Council Vice President Christina Archer also voiced concern about the issue.
“I do think that even if we don’t have law enforcement in the town we need to do something and I know that people ignore signs quite a bit, but I still feel like there are some measures we can take that may help a little bit at least,” Archer said. “It won’t stop everybody, but it’s a concern because we do have a lot of children and as the weather warms up there are going to be more and more.”
Resident Brandon Allen said this is a great start.
“Something needs to happen.The speeds that we see right out our front door are amazing,” Allen said. “I would say most of the offenders are eastbound down Plum and come around the corner and it’s usually the people that are going more than 25 mph down Plum and then they hit the corner and carry that speed on through so I would say that’s the more problematic direction.”
“That’s really upsetting. I mean, parents…once you’re a parent, you’re always a parent, I don’t care what age you are,” Charlton said. “When you see people going down these roads at the speeds they are – we have to do something. I agree with you completely.”
Charlton said when he spoke to county law enforcement, he was told the town could pay to have an officer come in to basically provide a community service.
“I said ‘No, I want people slowing down. I want people getting tickets.’ I didn’t get that answer that they’re gonna write tickets,” Charlton said. ” If we’re gonna pay for somebody and they’re not gonna write tickets, what good are they?”
“I’ll be happy to talk with law enforcement, too, because I want some money back,” Moore said. “Because we’ve been paying taxes to the county sheriff’s department forever. So I want a refund, if we’re gonna have to pay extra money.”
In another matter, Plain Township Trustee Tyler Huffer said they are potentially looking at installing emergency alert systems throughout the township and are in the process of developing a plan. Huffer asked the town council if they are interested in having a tornado siren in Leesburg.
Moore said the details will need to be worked out, “but the answer is yes, we would definitely participate. It’s a public safety issue.”
Huffer will return to the next meeting for further discussion.
Council members and residents discussed sidewalk repair and renovations during the public comment portion of the meeting, with Charlton emphasizing that sidewalks are the responsibility and liability of the homeowner.
“If someone should fall, it’s your liability,” he said.
Although some residents have used the Leesburg Sidewalk Enhancement Program provided by the town, Charlton said, it’s frustrating that most people don’t take advantage of the program and are missing out on it.
In this program, the town pays for concrete that is 4 inches deep, 5 feet wide and 66 feet long. The remainder of the expense is the responsibility of the property owner.

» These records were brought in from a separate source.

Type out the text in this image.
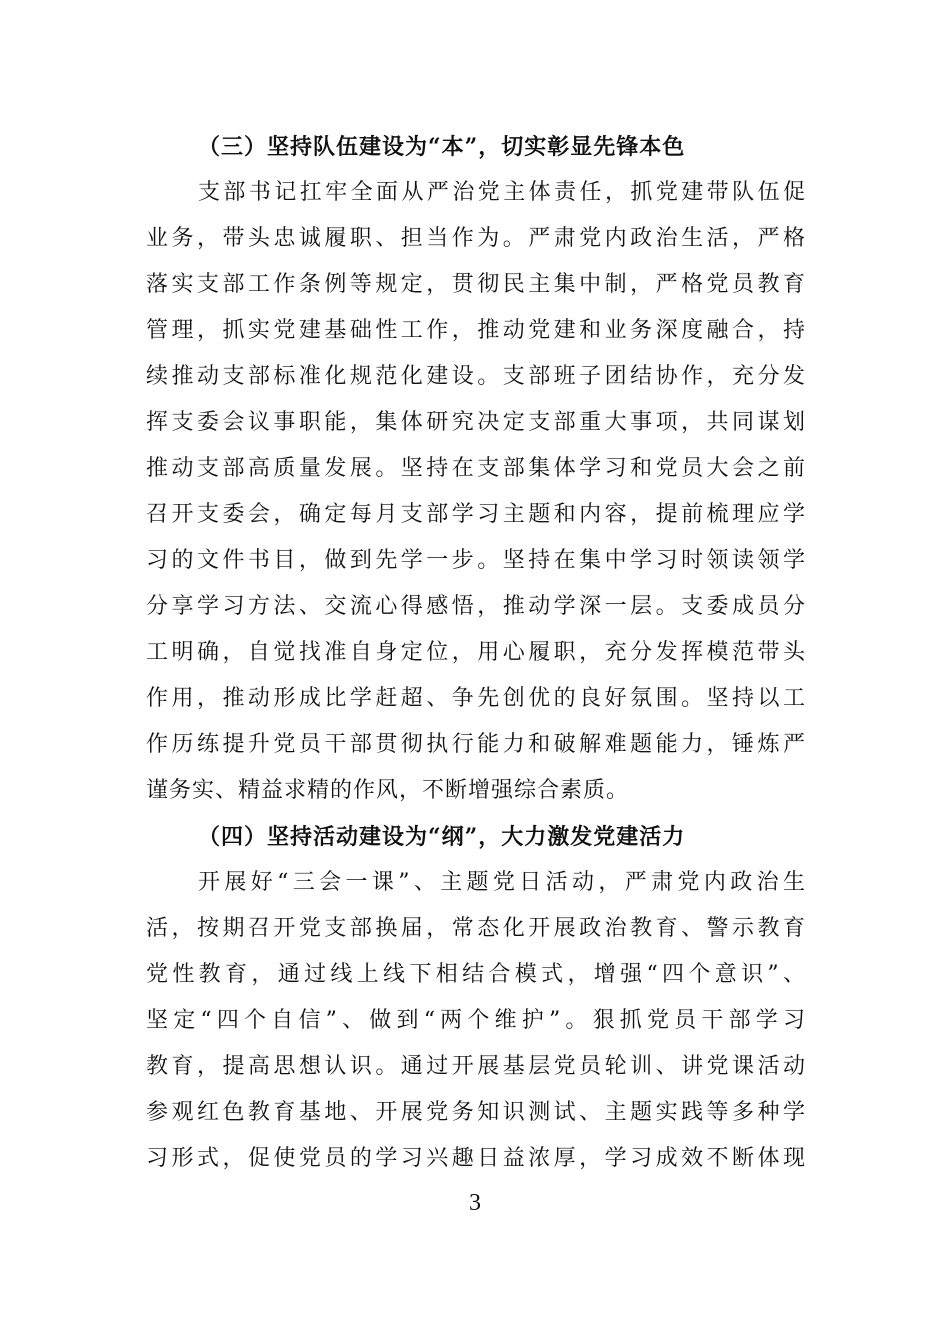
（三）坚持队伍建设为“本”，切实彰显先锋本色
支部书记扛牢全面从严治党主体责任，抓党建带队伍促
业务，带头忠诚履职、担当作为。严肃党内政治生活，严格
落实支部工作条例等规定，贯彻民主集中制，严格党员教育
管理，抓实党建基础性工作，推动党建和业务深度融合，持
续推动支部标准化规范化建设。支部班子团结协作，充分发
挥支委会议事职能，集体研究决定支部重大事项，共同谋划
推动支部高质量发展。坚持在支部集体学习和党员大会之前
召开支委会，确定每月支部学习主题和内容，提前梳理应学
习的文件书目，做到先学一步。坚持在集中学习时领读领学
分享学习方法、交流心得感悟，推动学深一层。支委成员分
工明确，自觉找准自身定位，用心履职，充分发挥模范带头
作用，推动形成比学赶超、争先创优的良好氛围。坚持以工
作历练提升党员干部贯彻执行能力和破解难题能力，锤炼严
谨务实、精益求精的作风，不断增强综合素质。
（四）坚持活动建设为“纲”，大力激发党建活力
开展好“三会一课”、主题党日活动，严肃党内政治生
活，按期召开党支部换届，常态化开展政治教育、警示教育
党性教育，通过线上线下相结合模式，增强“四个意识”、
坚定“四个自信”、做到“两个维护”。狠抓党员干部学习
教育，提高思想认识。通过开展基层党员轮训、讲党课活动
参观红色教育基地、开展党务知识测试、主题实践等多种学
习形式，促使党员的学习兴趣日益浓厚，学习成效不断体现
3
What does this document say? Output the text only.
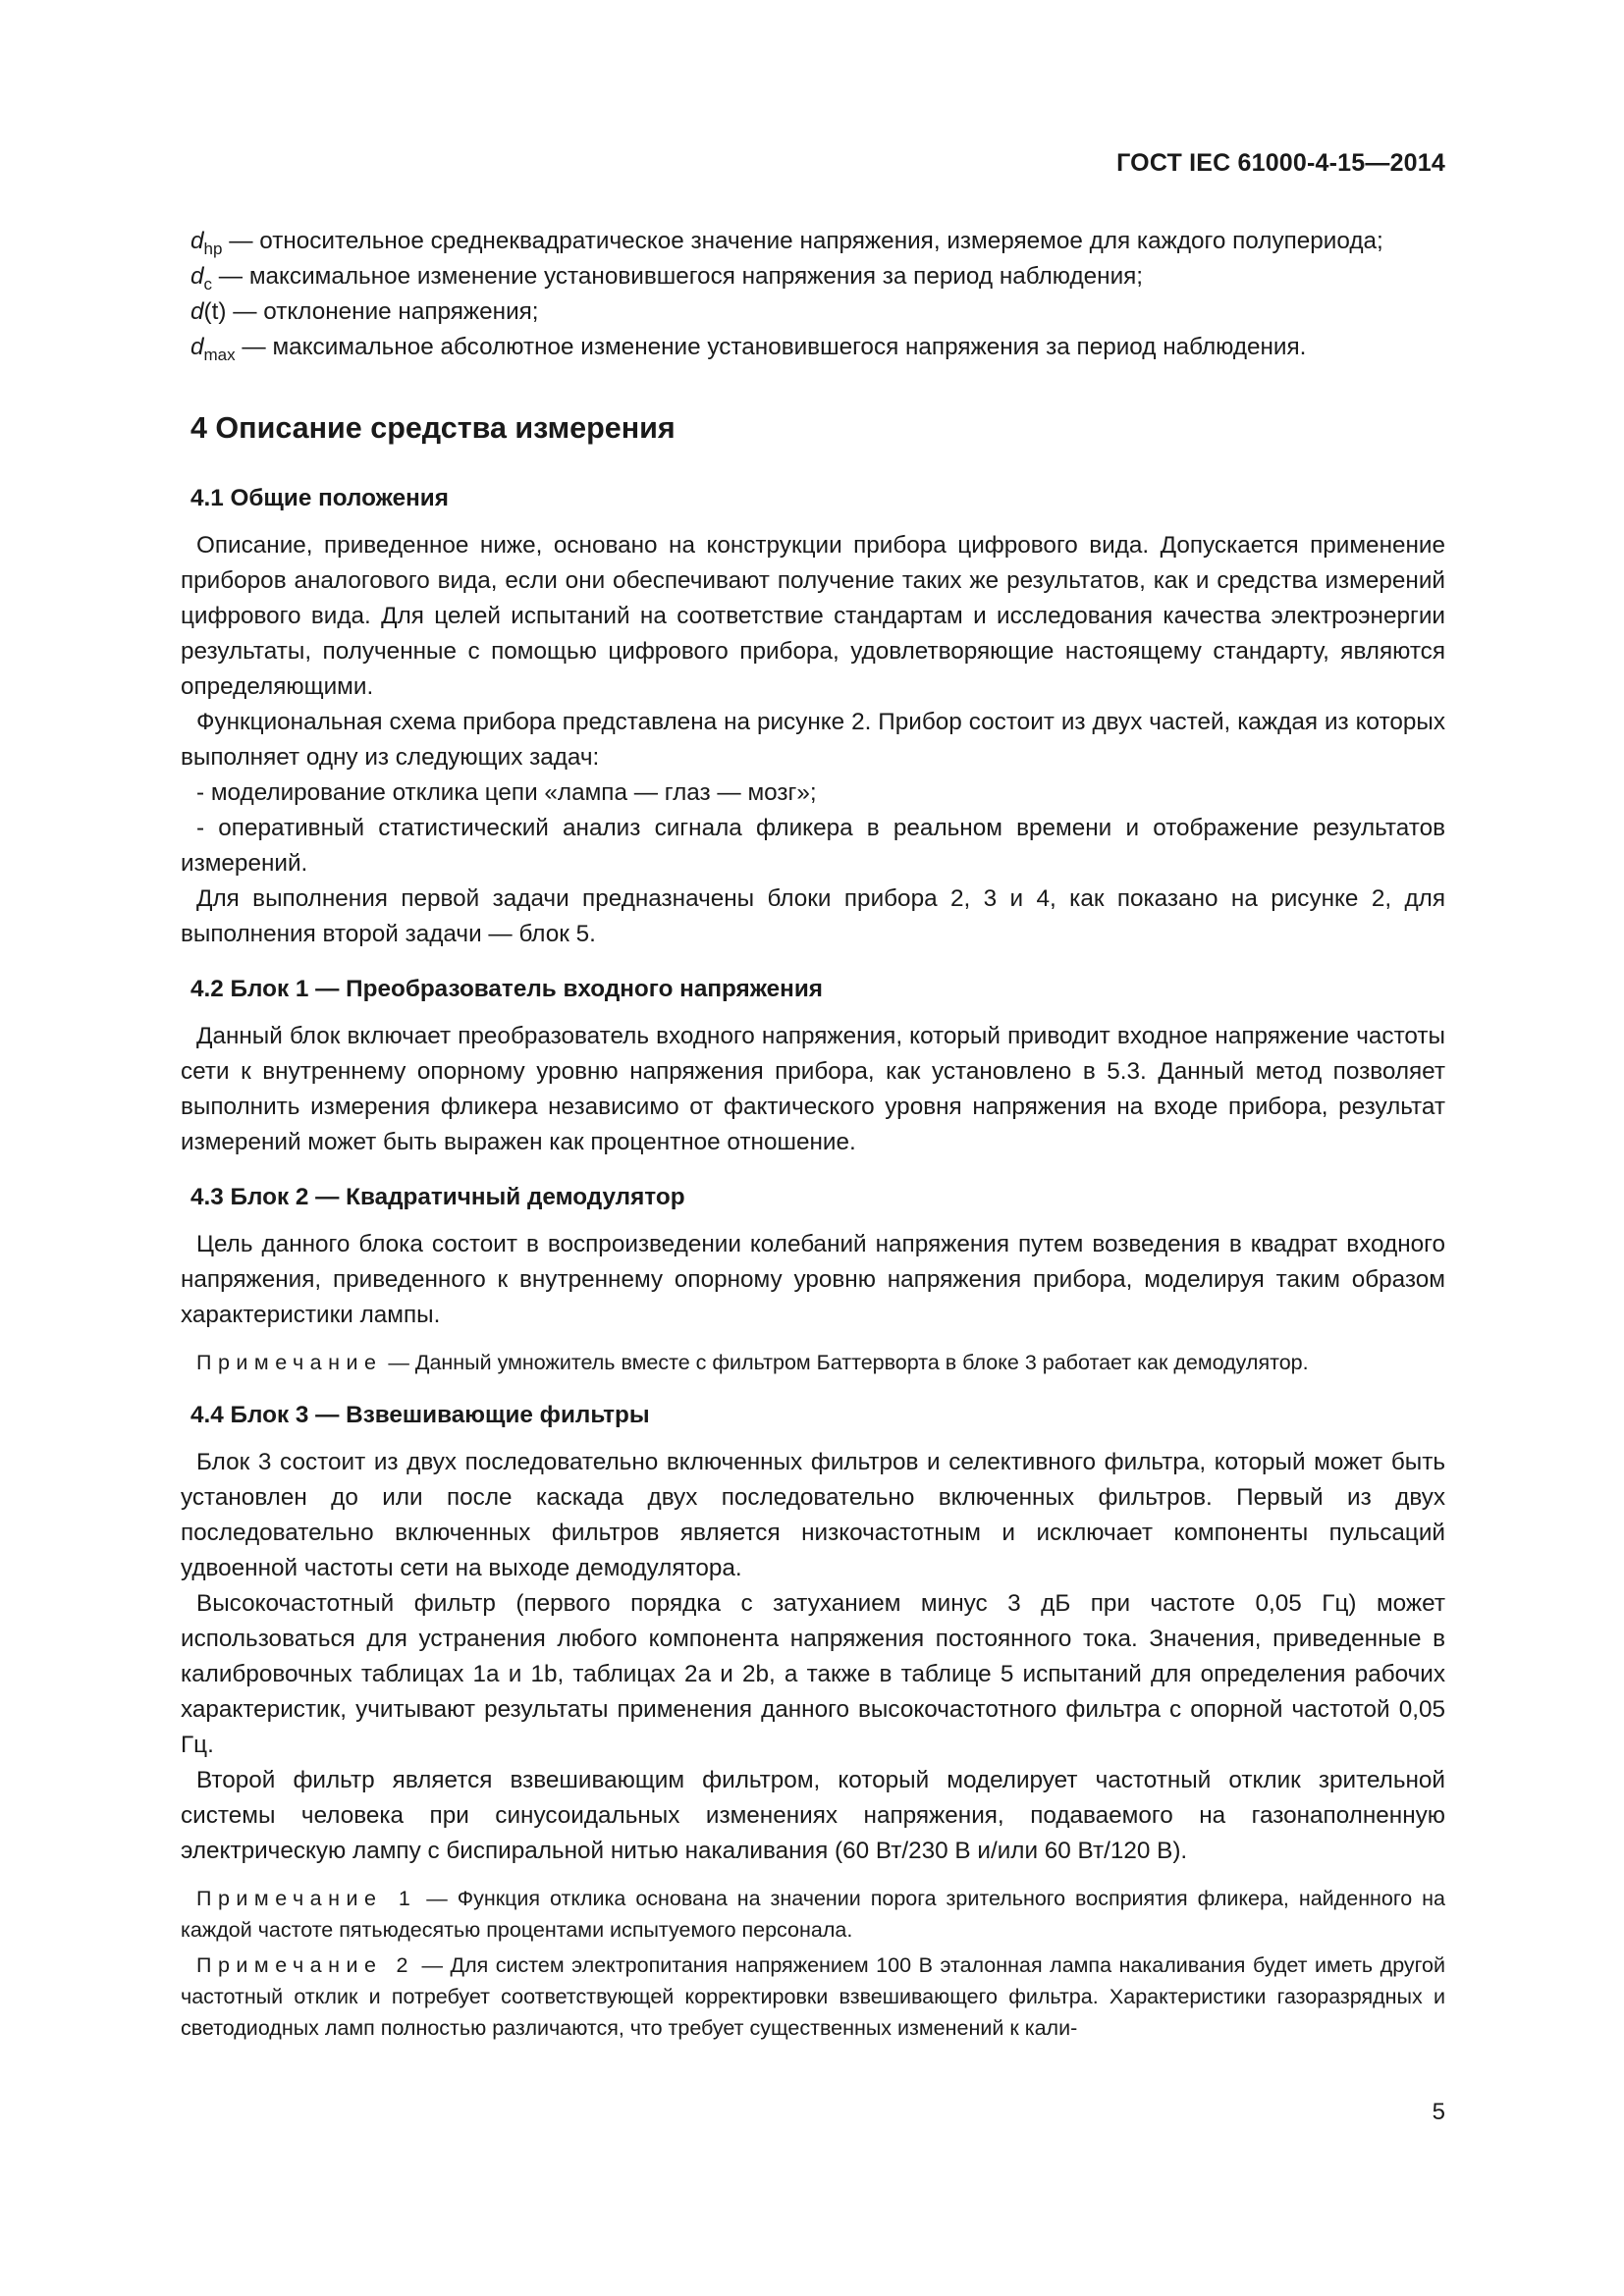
ГОСТ IEC 61000-4-15—2014
$d_{hp}$ — относительное среднеквадратическое значение напряжения, измеряемое для каждого полупериода;
$d_c$ — максимальное изменение установившегося напряжения за период наблюдения;
d(t) — отклонение напряжения;
$d_{max}$ — максимальное абсолютное изменение установившегося напряжения за период наблюдения.
4 Описание средства измерения
4.1 Общие положения

Описание, приведенное ниже, основано на конструкции прибора цифрового вида. Допускается применение приборов аналогового вида, если они обеспечивают получение таких же результатов, как и средства измерений цифрового вида. Для целей испытаний на соответствие стандартам и исследования качества электроэнергии результаты, полученные с помощью цифрового прибора, удовлетворяющие настоящему стандарту, являются определяющими.

Функциональная схема прибора представлена на рисунке 2. Прибор состоит из двух частей, каждая из которых выполняет одну из следующих задач:

- моделирование отклика цепи «лампа — глаз — мозг»;

- оперативный статистический анализ сигнала фликера в реальном времени и отображение результатов измерений.

Для выполнения первой задачи предназначены блоки прибора 2, 3 и 4, как показано на рисунке 2, для выполнения второй задачи — блок 5.

4.2 Блок 1 — Преобразователь входного напряжения

Данный блок включает преобразователь входного напряжения, который приводит входное напряжение частоты сети к внутреннему опорному уровню напряжения прибора, как установлено в 5.3. Данный метод позволяет выполнить измерения фликера независимо от фактического уровня напряжения на входе прибора, результат измерений может быть выражен как процентное отношение.

4.3 Блок 2 — Квадратичный демодулятор

Цель данного блока состоит в воспроизведении колебаний напряжения путем возведения в квадрат входного напряжения, приведенного к внутреннему опорному уровню напряжения прибора, моделируя таким образом характеристики лампы.

Примечание — Данный умножитель вместе с фильтром Баттерворта в блоке 3 работает как демодулятор.

4.4 Блок 3 — Взвешивающие фильтры

Блок 3 состоит из двух последовательно включенных фильтров и селективного фильтра, который может быть установлен до или после каскада двух последовательно включенных фильтров. Первый из двух последовательно включенных фильтров является низкочастотным и исключает компоненты пульсаций удвоенной частоты сети на выходе демодулятора.

Высокочастотный фильтр (первого порядка с затуханием минус 3 дБ при частоте 0,05 Гц) может использоваться для устранения любого компонента напряжения постоянного тока. Значения, приведенные в калибровочных таблицах 1a и 1b, таблицах 2a и 2b, а также в таблице 5 испытаний для определения рабочих характеристик, учитывают результаты применения данного высокочастотного фильтра с опорной частотой 0,05 Гц.

Второй фильтр является взвешивающим фильтром, который моделирует частотный отклик зрительной системы человека при синусоидальных изменениях напряжения, подаваемого на газонаполненную электрическую лампу с биспиральной нитью накаливания (60 Вт/230 В и/или 60 Вт/120 В).

Примечание 1 — Функция отклика основана на значении порога зрительного восприятия фликера, найденного на каждой частоте пятьюдесятью процентами испытуемого персонала.

Примечание 2 — Для систем электропитания напряжением 100 В эталонная лампа накаливания будет иметь другой частотный отклик и потребует соответствующей корректировки взвешивающего фильтра. Характеристики газоразрядных и светодиодных ламп полностью различаются, что требует существенных изменений к кали-

5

“Here’s one point,” Charlton said. “About the time someone has an accident, they will pay dearly. It might cost them maybe $1,000 to hire someone to come and put in a sidewalk, but that will be a drop in the bucket compared to what they’ll have to pay in liability and that is very unfortunate.”
Town officials would like residents to be aware of the following:
No parking on any street between 3-5 am
No burning anything anytime.
Please be mindful of what you flush
Speed limits in town are 25 MPH
The Leesburg Street Department phone number is (574) 527-2884.
In other items:
- Derek Tenney of Tenney & Sons Inc., Warsaw, provided a sanitary sewer report.
- Moore publicly thanked Charlton for the work he performed for the town during the winter months.
- It was decided that reduced sewer fees for churches, restaurants and bars will remain in place at this time, as these facilities are not able to operate at full capacity.
- The next regular meeting will be 6:30 p.m. April 12.